Кабинет доктора Марша тоже был из тех мест, что не подвержены изменениям. Симон вошел в него с немного унылой непринужденностью завсегдатая и возросшим безразличием ко всему, что касалось его участи.

Он уже почти смирился с тем, что, вероятно, скажет ему Марша: что потрясение последних недель пагубно отразилось на его выздоровлении и что все надо начинать заново. Сидя на вертящемся стуле, в то время как пальцы врача постукивали по его груди, он испытывал ощущение, будто тот заглядывает в его мысли и отмечает одну за другой страсти, вредные для его здоровья, — чрезмерность, терзания его любви. Но когда его судья, повернув его, снова вернул молодого человека в прежнее положение и устремил на него взгляд своих неопределенных глаз, Симон понял, что ошибся, так как ему всего-навсего сказали, к его большому удивлению, что в легких не прослушивается совершенно никакого шума. Затем он поднялся и встал перед светящимся пюпитром, на котором находился снимок, сделанный несколькими днями раньше — одна из тех прозрачных картинок, какие почти каждому больному говорят о его шансах жить или умереть… С того дня, как слегка резкий жест доктора дал ему понять, что этот пюпитр — священное место, некий алтарь, где жрец совершает службу в одиночку, Симон привык ожидать приговора, смиренно сидя на стуле. Но в этот день доктор, едва бросив взгляд на снимок, вдруг уронил странные слова: «Подойдите сюда…» Там рядом были два снимка: самый ранний и самый поздний. У доктора был удовлетворенный вид человека, понимающего, что он присовокупил еще одну победу ко всем тем, что уже создали репутацию его учреждению.

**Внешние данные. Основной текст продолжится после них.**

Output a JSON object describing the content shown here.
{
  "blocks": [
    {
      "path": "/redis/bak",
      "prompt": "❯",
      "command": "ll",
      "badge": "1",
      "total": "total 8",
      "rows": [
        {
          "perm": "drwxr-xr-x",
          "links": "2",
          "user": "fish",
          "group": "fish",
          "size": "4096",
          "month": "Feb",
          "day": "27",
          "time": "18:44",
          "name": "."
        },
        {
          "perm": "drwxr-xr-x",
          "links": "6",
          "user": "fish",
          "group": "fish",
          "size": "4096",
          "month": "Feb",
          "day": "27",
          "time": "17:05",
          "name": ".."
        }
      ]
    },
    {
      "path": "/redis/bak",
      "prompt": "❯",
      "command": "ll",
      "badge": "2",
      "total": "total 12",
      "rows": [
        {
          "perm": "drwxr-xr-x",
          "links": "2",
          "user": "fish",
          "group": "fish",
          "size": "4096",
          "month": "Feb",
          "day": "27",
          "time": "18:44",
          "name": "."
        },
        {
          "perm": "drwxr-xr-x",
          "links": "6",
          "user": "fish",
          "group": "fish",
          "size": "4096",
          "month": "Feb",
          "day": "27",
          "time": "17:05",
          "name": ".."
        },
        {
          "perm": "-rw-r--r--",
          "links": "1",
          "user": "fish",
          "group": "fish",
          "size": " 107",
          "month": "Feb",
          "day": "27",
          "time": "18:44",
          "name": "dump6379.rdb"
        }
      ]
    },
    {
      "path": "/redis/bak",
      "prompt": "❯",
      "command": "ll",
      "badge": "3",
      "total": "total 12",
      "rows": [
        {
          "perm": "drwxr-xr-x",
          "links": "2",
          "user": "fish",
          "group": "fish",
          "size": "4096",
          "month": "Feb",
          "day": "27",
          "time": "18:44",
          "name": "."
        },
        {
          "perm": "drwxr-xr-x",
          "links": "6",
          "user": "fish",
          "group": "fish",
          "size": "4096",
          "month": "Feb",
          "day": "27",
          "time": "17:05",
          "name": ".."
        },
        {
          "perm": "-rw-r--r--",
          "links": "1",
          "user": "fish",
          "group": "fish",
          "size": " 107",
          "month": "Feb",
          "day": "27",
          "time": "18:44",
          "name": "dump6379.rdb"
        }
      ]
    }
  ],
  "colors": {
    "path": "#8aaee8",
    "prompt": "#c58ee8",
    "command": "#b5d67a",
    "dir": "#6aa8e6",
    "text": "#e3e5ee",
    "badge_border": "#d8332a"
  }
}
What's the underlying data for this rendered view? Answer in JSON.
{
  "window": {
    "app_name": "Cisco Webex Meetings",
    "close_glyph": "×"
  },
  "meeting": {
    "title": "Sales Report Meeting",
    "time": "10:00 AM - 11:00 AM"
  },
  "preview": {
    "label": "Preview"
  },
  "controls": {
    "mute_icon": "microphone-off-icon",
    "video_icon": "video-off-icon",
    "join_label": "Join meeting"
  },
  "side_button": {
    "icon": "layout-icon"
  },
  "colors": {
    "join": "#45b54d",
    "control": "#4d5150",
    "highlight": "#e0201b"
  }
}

— Все чисто, — сказал он. И добавил с полной очарования улыбкой: У вас есть все шансы…

Напрасно Симона пугали познания доктора Марша: они были чисто медицинскими. Доктор обладал глубоким незнанием людей, что обеспечивало его медицинским суждениям максимум независимости и ясности. Молодой человек вновь увидел размытую картинку, так напугавшую его в первый день: но это был как бы прирученный зверь, или старый кошмар, который уже знаешь наизусть; теперь он смотрел на нее с сочувствием. Другой снимок, рядом, был похож на картину, протертую тряпкой. Симон испугался этой страницы будущего, такой чистой, такой открытой, которую ему предстоит заполнить. Он уже давно перестал считаться с будущим: он вздрогнул от неподдельного ужаса. Говорил же ему Жером, что выздоравливать страшно!.. Но доктор тронул его за плечо.